What about David Dausey, the Yale-educated epidemiologist – nationally recognized for his research on the spread of infectious diseases – who recently called for a travel ban in the Washington Post? Or former U.S. Surgeon General Richard Carmona, who said a travel ban should at least be considered?
Surely those experts are outliers. Most experts agree with Obama.
Nearly 30 countries including most African nations have instituted travel bans on West African countries dealing with Ebola outbreaks.
Though the Obama administration has insisted travel bans are not necessary, even countries outside of Africa are beginning to start restricting travel, with Colombia in South America and the Caribbean island nation of St. Lucia on Wednesday adding their names to a growing list of nearly 30 countries that block travelers from virus-stricken Liberia, Sierra Leone, and Guinea.

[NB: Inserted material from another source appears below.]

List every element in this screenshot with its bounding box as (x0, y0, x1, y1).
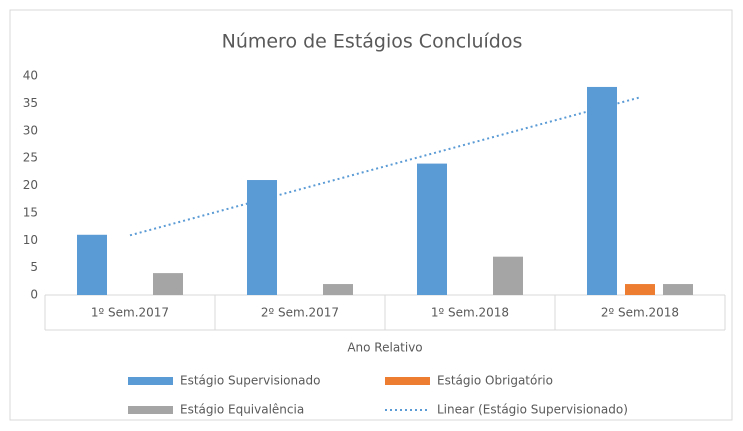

The border closings and travel bans have been credited with stemming the spread of Ebola to those countries, but Obama’s experts tell us we can’t cut ourselves off like they did.
You might wonder where exactly this ironclad “no travel ban” policy is originating from.
At the House Energy and Commerce hearing on the U.S. Response to Ebola Outbreak, Thursday, Rep. Scalise (R-LA) attempted to find out who was actually driving the policy. He asked CDC Director Dr. Thomas Frieden if he had had conversations with the White House about a travel ban, and struggled to get a straight answer.